The radius of gyration of a protein serves as an indicator of protein structure compactness – and by extension, its stability. It has an essential role in structural comparison of the constructs as it provides insight into how the proteins would fluctuate if expressed. The radius of gyration is concerned how regular secondary structures are compactly packed into the 3D structure of a protein, with the protein domains of four major classes; α, β, α/β, and α + β, having characteristic radius of gyration. This determines the protein structure compactness, allowing us to infer how stable our proteins are folded. The results presented in Figure 3. suggest that all of our constructs, potentially with the exception of FBP-FGF23, are stable.
Figure 4. Assessing conformational variation through root-mean-square deviation (RMSD).
Root-mean-square-deviation (RMSD) is indicative of the variation in a protein’s conformation over time via measuring the distance between coordinates (i.e. the average distance between backbone atoms of a protein). We conducted this analysis to assess if there were any major, unfavorable conformational changes in our constructs that may confer a loss of function.
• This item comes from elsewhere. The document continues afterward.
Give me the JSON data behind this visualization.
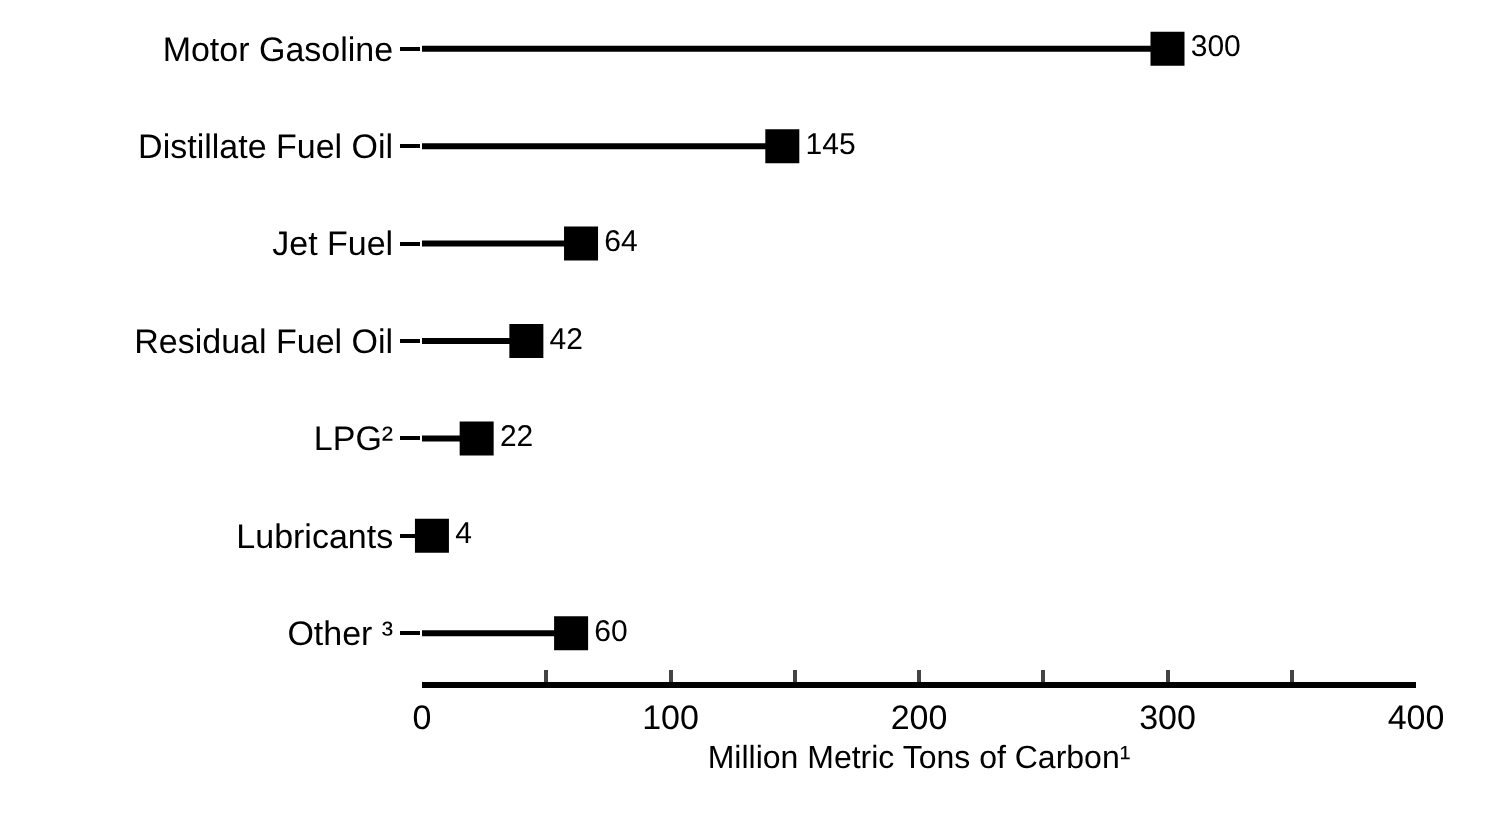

Given by the low RMSD values (<0.5 nm) we can infer that our constructs are in a relatively stable conformation.
Future Directions
While our nanoscale molecular dynamics simulations were informing, they only provided us a glance into how our constructs actually behave given the duration of simulation was only one nanosecond. Therefore, the main direction we will take when looking to model our constructs in the future will be to increase the simulation time. To do this, we will need access to large CPU clusters to provide the computational power required to simulate these systems for 10, or 100 nanoseconds.
Further, due to the lack of computational power we were unable to simulate scenarios such as ligand-binding, or protein-protein docking with the coiled-coil interacting with the cysteine residues of the main construct. These simulations would provide insight towards how the binding of a ligand would affect the protein conformation, along with how interaction of the coiled-coil with the construct would affect thermodynamic and stability properties of our proteins.
References
- Lobanov, M. Yu., Bogatyreva, N. S., and Galzitskaya, O. V. (2008) Radius of gyration as an indicator of protein structure compactness. Mol Biol. 42, 623–628.
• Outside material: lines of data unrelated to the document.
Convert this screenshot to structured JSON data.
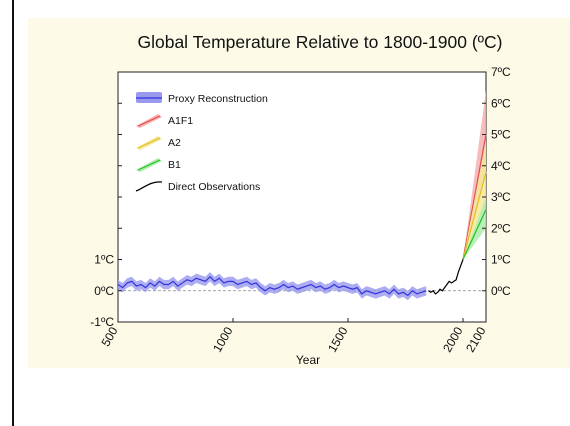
{
  "chart_data": {
    "type": "line",
    "title": "Global Temperature Relative to 1800-1900 (ºC)",
    "xlabel": "Year",
    "ylabel": "",
    "xlim": [
      500,
      2100
    ],
    "ylim": [
      -1,
      7
    ],
    "x_ticks": [
      "500",
      "1000",
      "1500",
      "2000",
      "2100"
    ],
    "x_tick_values": [
      500,
      1000,
      1500,
      2000,
      2100
    ],
    "y_left_ticks": [
      "1ºC",
      "0ºC",
      "-1ºC"
    ],
    "y_left_tick_values": [
      1,
      0,
      -1
    ],
    "y_right_ticks": [
      "7ºC",
      "6ºC",
      "5ºC",
      "4ºC",
      "3ºC",
      "2ºC",
      "1ºC",
      "0ºC"
    ],
    "y_right_tick_values": [
      7,
      6,
      5,
      4,
      3,
      2,
      1,
      0
    ],
    "legend_placement": "top-left",
    "grid": false,
    "series": [
      {
        "name": "Proxy Reconstruction",
        "color": "#3333dd",
        "band_color": "#9999ee",
        "band_half_width": 0.15,
        "x": [
          500,
          520,
          540,
          560,
          580,
          600,
          620,
          640,
          660,
          680,
          700,
          720,
          740,
          760,
          780,
          800,
          820,
          840,
          860,
          880,
          900,
          920,
          940,
          960,
          980,
          1000,
          1020,
          1040,
          1060,
          1080,
          1100,
          1120,
          1140,
          1160,
          1180,
          1200,
          1220,
          1240,
          1260,
          1280,
          1300,
          1320,
          1340,
          1360,
          1380,
          1400,
          1420,
          1440,
          1460,
          1480,
          1500,
          1520,
          1540,
          1560,
          1580,
          1600,
          1620,
          1640,
          1660,
          1680,
          1700,
          1720,
          1740,
          1760,
          1780,
          1800,
          1820,
          1840
        ],
        "values": [
          0.2,
          0.1,
          0.25,
          0.3,
          0.15,
          0.2,
          0.1,
          0.25,
          0.15,
          0.3,
          0.2,
          0.2,
          0.3,
          0.15,
          0.25,
          0.35,
          0.3,
          0.4,
          0.35,
          0.3,
          0.45,
          0.3,
          0.4,
          0.25,
          0.3,
          0.3,
          0.2,
          0.25,
          0.3,
          0.2,
          0.25,
          0.1,
          0.0,
          0.1,
          0.05,
          0.1,
          0.2,
          0.1,
          0.15,
          0.05,
          0.1,
          0.15,
          0.2,
          0.1,
          0.15,
          0.05,
          0.1,
          0.2,
          0.1,
          0.15,
          0.1,
          0.05,
          0.1,
          -0.1,
          0.0,
          -0.05,
          -0.1,
          -0.05,
          0.0,
          -0.1,
          0.05,
          -0.1,
          -0.05,
          -0.15,
          0.0,
          -0.1,
          -0.05,
          0.0
        ]
      },
      {
        "name": "A1F1",
        "color": "#e05050",
        "band_color": "#f6b0b0",
        "x": [
          2000,
          2100
        ],
        "values": [
          1.0,
          5.0
        ],
        "band_low": [
          1.0,
          3.8
        ],
        "band_high": [
          1.0,
          6.4
        ]
      },
      {
        "name": "A2",
        "color": "#e0c020",
        "band_color": "#f6e79a",
        "x": [
          2000,
          2100
        ],
        "values": [
          1.0,
          3.8
        ],
        "band_low": [
          1.0,
          2.8
        ],
        "band_high": [
          1.0,
          4.8
        ]
      },
      {
        "name": "B1",
        "color": "#22c022",
        "band_color": "#aaeeaa",
        "x": [
          2000,
          2100
        ],
        "values": [
          1.0,
          2.6
        ],
        "band_low": [
          1.0,
          2.0
        ],
        "band_high": [
          1.0,
          3.0
        ]
      },
      {
        "name": "Direct Observations",
        "color": "#000000",
        "x": [
          1850,
          1860,
          1870,
          1880,
          1890,
          1900,
          1910,
          1920,
          1930,
          1940,
          1950,
          1960,
          1970,
          1980,
          1990,
          2000
        ],
        "values": [
          0.0,
          -0.05,
          0.0,
          -0.1,
          -0.05,
          0.05,
          0.0,
          0.1,
          0.2,
          0.3,
          0.25,
          0.3,
          0.35,
          0.6,
          0.8,
          1.0
        ]
      }
    ]
  }
}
- Sargsyan, K., Grauffel, C., and Lim, C. (2017) How Molecular Size Impacts RMSD Applications in Molecular Dynamics Simulations. J. Chem. Theory Comput. 13, 1518–1524.
- J.A. Lemkul (2018) "From Proteins to Perturbed Hamiltonians: A Suite of Tutorials for the GROMACS-2018 Molecular Simulation Package, v1.0" Living J. Comp. Mol. Sci. In Press. GitHub.
- The PyMOL Molecular Graphics System, Version 2.0 Schrödinger, LLC, 2019, www.pymol.org.
- Humphrey, W., Dalke, A. and Schulten, K., "VMD - Visual Molecular Dynamics", J. Molec. Graphics, 1996, vol. 14, pp. 33-38.